ST. CROIXAN OR UPPER CAMBRIAN[1]

When I proposed the name "Saratogian" in 1903[2] for the Upper Cambrian group of formations, an examination of several lists of geological formation names failed to show that the name Saratoga had been used by Dr. J. C. Branner[3] for a Cretaceous chalk marl in Arkansas, in his description of "The Cement Materials of Southwest Arkansas."[4] A description of the formation is given, with sections illustrating its stratigraphic position. In 1902[5] Mr. J. A. Taff used the term Saratoga formation in the same sense as Branner and gave illustrations of sections and contained fossils.

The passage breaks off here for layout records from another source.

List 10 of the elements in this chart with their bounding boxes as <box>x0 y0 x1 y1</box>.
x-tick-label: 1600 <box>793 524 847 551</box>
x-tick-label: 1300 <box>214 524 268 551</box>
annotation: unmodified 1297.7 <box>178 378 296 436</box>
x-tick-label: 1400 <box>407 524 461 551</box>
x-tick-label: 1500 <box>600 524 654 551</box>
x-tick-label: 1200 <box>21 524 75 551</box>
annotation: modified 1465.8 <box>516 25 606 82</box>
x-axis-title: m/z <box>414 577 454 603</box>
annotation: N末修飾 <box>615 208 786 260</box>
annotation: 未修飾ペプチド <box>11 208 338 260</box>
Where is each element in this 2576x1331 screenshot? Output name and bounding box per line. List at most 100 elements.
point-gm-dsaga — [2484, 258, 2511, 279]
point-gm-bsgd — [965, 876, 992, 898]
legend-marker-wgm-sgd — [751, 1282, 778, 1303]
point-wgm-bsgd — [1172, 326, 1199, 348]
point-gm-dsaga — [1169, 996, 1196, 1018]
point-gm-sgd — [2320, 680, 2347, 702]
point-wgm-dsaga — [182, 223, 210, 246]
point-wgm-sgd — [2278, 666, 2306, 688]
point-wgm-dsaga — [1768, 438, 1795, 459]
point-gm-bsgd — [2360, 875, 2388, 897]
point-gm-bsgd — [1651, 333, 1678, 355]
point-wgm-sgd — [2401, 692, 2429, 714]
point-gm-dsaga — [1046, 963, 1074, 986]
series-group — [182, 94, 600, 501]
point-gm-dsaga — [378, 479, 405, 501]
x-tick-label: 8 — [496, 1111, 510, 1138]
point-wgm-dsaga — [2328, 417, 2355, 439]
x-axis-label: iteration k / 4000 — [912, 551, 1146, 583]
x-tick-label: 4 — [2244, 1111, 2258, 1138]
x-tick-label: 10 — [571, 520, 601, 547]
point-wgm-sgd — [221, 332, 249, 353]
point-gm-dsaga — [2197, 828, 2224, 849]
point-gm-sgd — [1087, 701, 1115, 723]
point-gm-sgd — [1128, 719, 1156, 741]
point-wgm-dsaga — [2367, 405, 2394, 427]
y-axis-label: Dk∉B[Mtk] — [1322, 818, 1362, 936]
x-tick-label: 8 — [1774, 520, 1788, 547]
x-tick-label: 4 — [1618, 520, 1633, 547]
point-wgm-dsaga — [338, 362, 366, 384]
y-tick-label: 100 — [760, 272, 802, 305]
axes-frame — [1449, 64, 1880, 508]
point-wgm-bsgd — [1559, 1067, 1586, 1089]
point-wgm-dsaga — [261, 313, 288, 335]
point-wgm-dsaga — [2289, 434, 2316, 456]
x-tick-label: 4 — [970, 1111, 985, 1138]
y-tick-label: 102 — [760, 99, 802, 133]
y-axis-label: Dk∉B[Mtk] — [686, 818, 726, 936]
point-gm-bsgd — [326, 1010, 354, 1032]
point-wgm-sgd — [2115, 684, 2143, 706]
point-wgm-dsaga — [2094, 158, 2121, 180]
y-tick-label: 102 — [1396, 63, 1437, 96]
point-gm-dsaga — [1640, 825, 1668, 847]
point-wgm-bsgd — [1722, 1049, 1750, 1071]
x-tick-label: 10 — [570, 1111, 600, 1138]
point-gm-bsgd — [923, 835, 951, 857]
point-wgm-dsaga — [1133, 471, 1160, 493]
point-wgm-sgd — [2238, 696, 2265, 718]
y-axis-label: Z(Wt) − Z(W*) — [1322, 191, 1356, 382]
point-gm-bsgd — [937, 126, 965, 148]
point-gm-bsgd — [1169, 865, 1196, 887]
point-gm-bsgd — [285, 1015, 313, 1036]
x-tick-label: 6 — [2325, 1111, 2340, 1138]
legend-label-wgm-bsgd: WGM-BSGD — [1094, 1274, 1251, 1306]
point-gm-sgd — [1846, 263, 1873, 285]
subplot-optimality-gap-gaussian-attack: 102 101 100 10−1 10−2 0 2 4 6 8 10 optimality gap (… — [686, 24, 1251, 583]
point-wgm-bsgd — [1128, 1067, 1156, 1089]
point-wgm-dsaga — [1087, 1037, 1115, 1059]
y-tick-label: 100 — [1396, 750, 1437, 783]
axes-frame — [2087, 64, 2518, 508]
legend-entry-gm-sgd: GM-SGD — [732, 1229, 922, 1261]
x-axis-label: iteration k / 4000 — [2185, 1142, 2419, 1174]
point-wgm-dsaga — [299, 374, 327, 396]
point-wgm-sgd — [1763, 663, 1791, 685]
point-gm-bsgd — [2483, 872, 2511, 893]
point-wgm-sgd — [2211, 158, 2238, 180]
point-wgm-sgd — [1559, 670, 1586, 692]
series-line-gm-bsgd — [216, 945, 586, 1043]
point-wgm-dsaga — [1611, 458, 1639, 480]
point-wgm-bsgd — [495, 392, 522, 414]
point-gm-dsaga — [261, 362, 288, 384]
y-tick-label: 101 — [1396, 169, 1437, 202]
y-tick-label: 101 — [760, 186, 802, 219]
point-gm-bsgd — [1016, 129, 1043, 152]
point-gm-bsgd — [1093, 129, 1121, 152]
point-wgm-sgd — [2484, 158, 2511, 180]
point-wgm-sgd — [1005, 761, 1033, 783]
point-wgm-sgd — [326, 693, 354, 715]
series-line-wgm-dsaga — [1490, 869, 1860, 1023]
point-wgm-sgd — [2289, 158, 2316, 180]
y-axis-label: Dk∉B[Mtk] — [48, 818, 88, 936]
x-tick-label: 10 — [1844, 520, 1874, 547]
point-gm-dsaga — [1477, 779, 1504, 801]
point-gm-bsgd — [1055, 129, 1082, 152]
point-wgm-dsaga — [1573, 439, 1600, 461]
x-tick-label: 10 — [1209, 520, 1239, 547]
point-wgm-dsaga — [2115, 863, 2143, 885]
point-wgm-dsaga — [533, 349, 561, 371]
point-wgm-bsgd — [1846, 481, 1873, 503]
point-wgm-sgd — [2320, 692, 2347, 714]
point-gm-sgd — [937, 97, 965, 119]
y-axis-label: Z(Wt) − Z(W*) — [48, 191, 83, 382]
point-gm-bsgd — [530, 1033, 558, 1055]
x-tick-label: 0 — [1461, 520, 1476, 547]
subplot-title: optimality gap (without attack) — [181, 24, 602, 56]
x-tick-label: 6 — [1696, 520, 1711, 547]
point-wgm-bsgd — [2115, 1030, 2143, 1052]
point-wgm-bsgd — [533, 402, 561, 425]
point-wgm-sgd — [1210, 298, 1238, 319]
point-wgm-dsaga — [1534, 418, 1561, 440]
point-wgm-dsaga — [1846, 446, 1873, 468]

In view of the prior use of the name Saratoga by Branner and Taff, I doubt the advisability of continuing the use of Saratogan as a group name for the Upper Cambrian formations. There is also the fact that the two formations of Saratoga County, New York, that are used as the basis for the name, are not typically of Upper Cambrian age. A present tendency is to include them as passage beds between the Cambrian and the superjacent system of strata, or as belonging to the higher systems.[6] With the evidence now known to me from New York and the Appalachian region to the southwest I am inclined tentatively to refer the fauna as found in New York State to the upper limit of the Cambrian. The "Saratogan" would thus be correlated with one of the upper horizons of the "St. Croix sandstone" and included in the Upper Cambrian.[7]

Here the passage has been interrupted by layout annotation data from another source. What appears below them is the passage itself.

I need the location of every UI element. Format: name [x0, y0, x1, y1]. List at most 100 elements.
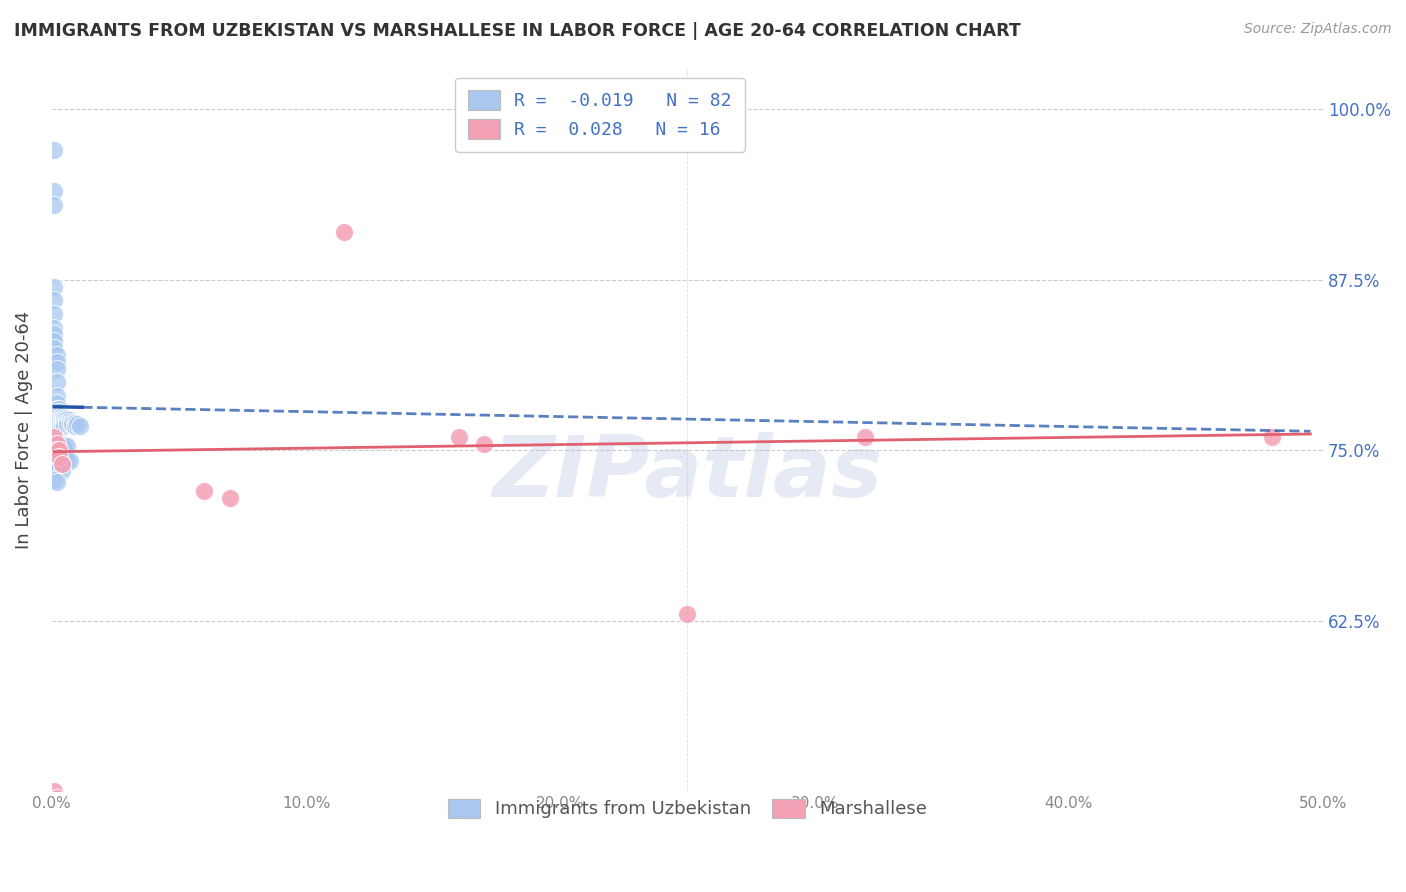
- Point: [193, 484, 215, 499]
- Point: [44, 459, 66, 474]
- Point: [855, 430, 877, 444]
- Point: [48, 449, 70, 463]
- Point: [48, 451, 70, 466]
- Point: [66, 417, 89, 432]
- Point: [447, 430, 470, 444]
- Point: [44, 293, 66, 308]
- Point: [51, 464, 73, 478]
- Point: [60, 417, 83, 432]
- Point: [44, 279, 66, 293]
- Point: [51, 415, 73, 429]
- Point: [45, 475, 67, 489]
- Point: [44, 144, 66, 158]
- Point: [44, 198, 66, 212]
- Point: [44, 334, 66, 349]
- Point: [51, 412, 73, 426]
- Point: [45, 436, 67, 450]
- Point: [45, 410, 67, 425]
- Point: [45, 348, 67, 362]
- Point: [45, 461, 67, 475]
- Point: [48, 402, 70, 417]
- Point: [45, 450, 67, 465]
- Point: [53, 418, 76, 433]
- Point: [45, 443, 67, 458]
- Point: [53, 438, 76, 452]
- Point: [45, 389, 67, 403]
- Point: [45, 375, 67, 389]
- Point: [44, 184, 66, 198]
- Point: [51, 436, 73, 450]
- Point: [48, 421, 70, 435]
- Point: [218, 491, 240, 505]
- Point: [44, 341, 66, 355]
- Point: [51, 409, 73, 424]
- Point: [51, 450, 73, 465]
- Text: ZIPatlas: ZIPatlas: [492, 432, 883, 515]
- Point: [60, 415, 83, 429]
- Point: [1261, 430, 1284, 444]
- Point: [45, 418, 67, 433]
- Point: [53, 451, 76, 466]
- Point: [44, 784, 66, 798]
- Point: [48, 424, 70, 438]
- Point: [51, 457, 73, 471]
- Point: [45, 355, 67, 369]
- Point: [56, 439, 79, 453]
- Point: [676, 607, 699, 621]
- Point: [53, 441, 76, 455]
- Point: [45, 402, 67, 417]
- Point: [48, 438, 70, 452]
- Point: [63, 416, 86, 430]
- Point: [48, 413, 70, 427]
- Point: [45, 395, 67, 409]
- Point: [48, 405, 70, 419]
- Point: [53, 410, 76, 425]
- Point: [48, 462, 70, 476]
- Point: [44, 433, 66, 447]
- Point: [48, 450, 70, 465]
- Point: [53, 416, 76, 430]
- Point: [45, 408, 67, 422]
- Point: [45, 439, 67, 453]
- Point: [48, 410, 70, 425]
- Point: [45, 416, 67, 430]
- Point: [51, 439, 73, 453]
- Legend: Immigrants from Uzbekistan, Marshallese: Immigrants from Uzbekistan, Marshallese: [440, 791, 935, 826]
- Point: [51, 453, 73, 467]
- Point: [58, 413, 80, 427]
- Point: [58, 416, 80, 430]
- Point: [44, 320, 66, 334]
- Point: [48, 443, 70, 458]
- Point: [45, 413, 67, 427]
- Point: [48, 418, 70, 433]
- Point: [45, 434, 67, 448]
- Point: [53, 413, 76, 427]
- Point: [48, 435, 70, 450]
- Point: [45, 447, 67, 461]
- Point: [48, 441, 70, 455]
- Point: [44, 327, 66, 342]
- Point: [44, 435, 66, 450]
- Point: [44, 474, 66, 488]
- Y-axis label: In Labor Force | Age 20-64: In Labor Force | Age 20-64: [15, 310, 32, 549]
- Point: [45, 361, 67, 376]
- Point: [48, 416, 70, 430]
- Point: [333, 225, 356, 239]
- Point: [44, 449, 66, 463]
- Point: [56, 412, 79, 426]
- Point: [44, 307, 66, 321]
- Text: IMMIGRANTS FROM UZBEKISTAN VS MARSHALLESE IN LABOR FORCE | AGE 20-64 CORRELATION: IMMIGRANTS FROM UZBEKISTAN VS MARSHALLES…: [14, 22, 1021, 40]
- Point: [58, 454, 80, 468]
- Point: [45, 405, 67, 419]
- Point: [51, 417, 73, 432]
- Point: [56, 417, 79, 432]
- Point: [56, 453, 79, 467]
- Point: [45, 791, 67, 805]
- Point: [63, 418, 86, 433]
- Point: [48, 408, 70, 422]
- Point: [472, 436, 495, 450]
- Point: [51, 420, 73, 434]
- Text: Source: ZipAtlas.com: Source: ZipAtlas.com: [1244, 22, 1392, 37]
- Point: [56, 415, 79, 429]
- Point: [44, 446, 66, 460]
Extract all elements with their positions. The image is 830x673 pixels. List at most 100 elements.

My present view is that the use of the name Saratoga should be restricted to the Cretaceous formation, another name adopted for the


  1. Ulrich, Bull. Geol. Soc. America, Vol. 22, No. 3, 1911, pl. 27, and pp. 613 and 614.

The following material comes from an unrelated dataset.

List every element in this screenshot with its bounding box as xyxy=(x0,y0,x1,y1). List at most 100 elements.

  2. Journ. Geol., Chicago, Vol. 11, 1903, pp. 318-319.
  3. Dr. John M. Clarke recently (May 27, 1912) called my attention to this use of the name Saratoga by Branner, and wrote that he was then discussing the history of the name in a paper in press.
  4. Trans. American Inst. Mining Engineers, Vol. 27, 1898, pp. 52-55.
  5. Twenty-second Ann. Rept. U. S. Geol. Survey, 1902, pp. 714-720.
  6. See Ulrich, Bull. Geol. Soc. America, Vol. 22, No. 3, 1911, pl. 27, and p. 612.
  7. See Smithsonian Misc. Coll., Vol. 57. No. 9, 1912, pp. 255, 256, for a fuller discussion of this question.